During the first and second phases of lockdown, there was restriction in public transport. The lockdowns and suspension of public transport services disrupted access to healthcare. The bans on public transport led to the spike in the cost of access to healthcare. This was worsened by the incapability of Uganda’s health services to adequately respond to the crisis with many public hospitals lacking enough equipment.
Landlords were reluctant to provide toilet-emptying services and female headed households and youths were unable to pay for water and sanitation facilities which increased the rate of open defecation by residents. During the pandemic, there was improved hygienic conditions due to increased adherence to hand washing and hand sanitization.
Recommendations for addressing future related Pandemics
1. There is need to harness the local intelligence of communities to address the long-term challenges faced by slum dwellers.

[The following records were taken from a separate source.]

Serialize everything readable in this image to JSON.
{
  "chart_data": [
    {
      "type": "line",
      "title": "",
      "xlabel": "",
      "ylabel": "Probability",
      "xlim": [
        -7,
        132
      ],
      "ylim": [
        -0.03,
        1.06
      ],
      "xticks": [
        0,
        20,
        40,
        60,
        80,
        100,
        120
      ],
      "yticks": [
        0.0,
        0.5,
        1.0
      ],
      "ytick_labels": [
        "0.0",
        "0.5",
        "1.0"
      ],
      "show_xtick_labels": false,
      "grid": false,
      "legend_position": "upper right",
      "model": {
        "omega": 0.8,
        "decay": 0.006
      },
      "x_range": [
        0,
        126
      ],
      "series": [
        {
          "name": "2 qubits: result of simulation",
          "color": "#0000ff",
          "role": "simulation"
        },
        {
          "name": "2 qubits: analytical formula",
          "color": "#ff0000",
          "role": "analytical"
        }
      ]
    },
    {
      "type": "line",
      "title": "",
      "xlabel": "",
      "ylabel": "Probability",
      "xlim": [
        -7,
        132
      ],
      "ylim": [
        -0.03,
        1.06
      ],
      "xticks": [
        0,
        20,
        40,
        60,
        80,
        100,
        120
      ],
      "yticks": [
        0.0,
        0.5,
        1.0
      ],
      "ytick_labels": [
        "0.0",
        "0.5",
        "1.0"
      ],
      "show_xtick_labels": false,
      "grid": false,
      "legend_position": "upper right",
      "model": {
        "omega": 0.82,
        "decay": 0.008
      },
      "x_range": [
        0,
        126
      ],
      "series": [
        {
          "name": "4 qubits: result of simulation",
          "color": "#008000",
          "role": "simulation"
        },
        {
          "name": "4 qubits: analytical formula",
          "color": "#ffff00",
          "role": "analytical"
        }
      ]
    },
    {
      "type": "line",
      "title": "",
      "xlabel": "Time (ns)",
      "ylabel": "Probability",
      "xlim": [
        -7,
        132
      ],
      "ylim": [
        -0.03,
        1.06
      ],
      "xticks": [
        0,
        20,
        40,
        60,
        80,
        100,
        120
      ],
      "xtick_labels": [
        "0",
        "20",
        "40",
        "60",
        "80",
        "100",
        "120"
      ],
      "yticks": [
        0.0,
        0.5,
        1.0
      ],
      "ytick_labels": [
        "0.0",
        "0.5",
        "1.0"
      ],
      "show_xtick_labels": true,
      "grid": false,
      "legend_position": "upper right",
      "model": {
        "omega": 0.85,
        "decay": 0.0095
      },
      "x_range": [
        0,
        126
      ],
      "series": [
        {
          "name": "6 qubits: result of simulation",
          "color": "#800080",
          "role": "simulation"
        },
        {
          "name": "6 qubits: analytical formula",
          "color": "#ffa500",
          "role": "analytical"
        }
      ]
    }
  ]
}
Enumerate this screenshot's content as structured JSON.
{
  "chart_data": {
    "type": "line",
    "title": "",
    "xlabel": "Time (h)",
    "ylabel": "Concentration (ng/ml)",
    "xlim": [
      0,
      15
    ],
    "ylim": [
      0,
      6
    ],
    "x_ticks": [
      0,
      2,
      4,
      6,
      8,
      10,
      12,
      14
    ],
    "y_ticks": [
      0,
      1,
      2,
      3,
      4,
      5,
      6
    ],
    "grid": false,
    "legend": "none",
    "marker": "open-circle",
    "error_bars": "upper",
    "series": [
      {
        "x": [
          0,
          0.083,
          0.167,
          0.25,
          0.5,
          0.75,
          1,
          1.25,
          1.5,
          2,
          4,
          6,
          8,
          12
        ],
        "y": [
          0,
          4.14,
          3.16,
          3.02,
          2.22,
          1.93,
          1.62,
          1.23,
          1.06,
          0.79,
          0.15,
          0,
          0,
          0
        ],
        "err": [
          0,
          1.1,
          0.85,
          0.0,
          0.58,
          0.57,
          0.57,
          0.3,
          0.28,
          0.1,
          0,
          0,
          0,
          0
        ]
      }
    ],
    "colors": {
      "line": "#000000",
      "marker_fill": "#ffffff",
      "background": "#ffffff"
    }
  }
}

2. There is also need to coordinate communication, planning, decision-making, and operations across a wide range of stakeholders in cities for future response.
3. Government should engage: Civic groups, CSOs, local leaders, cultural and religious institutions in case of crisis because they are key in mobilizing and gaining trust in the community and are much trusted by residents than government messaging and policies.
4. Coordination mechanisms for targeted responses should be put in place and flexibly changed based on prevailing contexts and a full communication cycle should be embraced and implemented.
5. Strong partnerships are key to unlock the potential benefits of collaboration between these complementary people-centered approaches.
6. Identifying and supporting community-led solutions for bringing the outbreak under control facilitates people’s active participation in the response.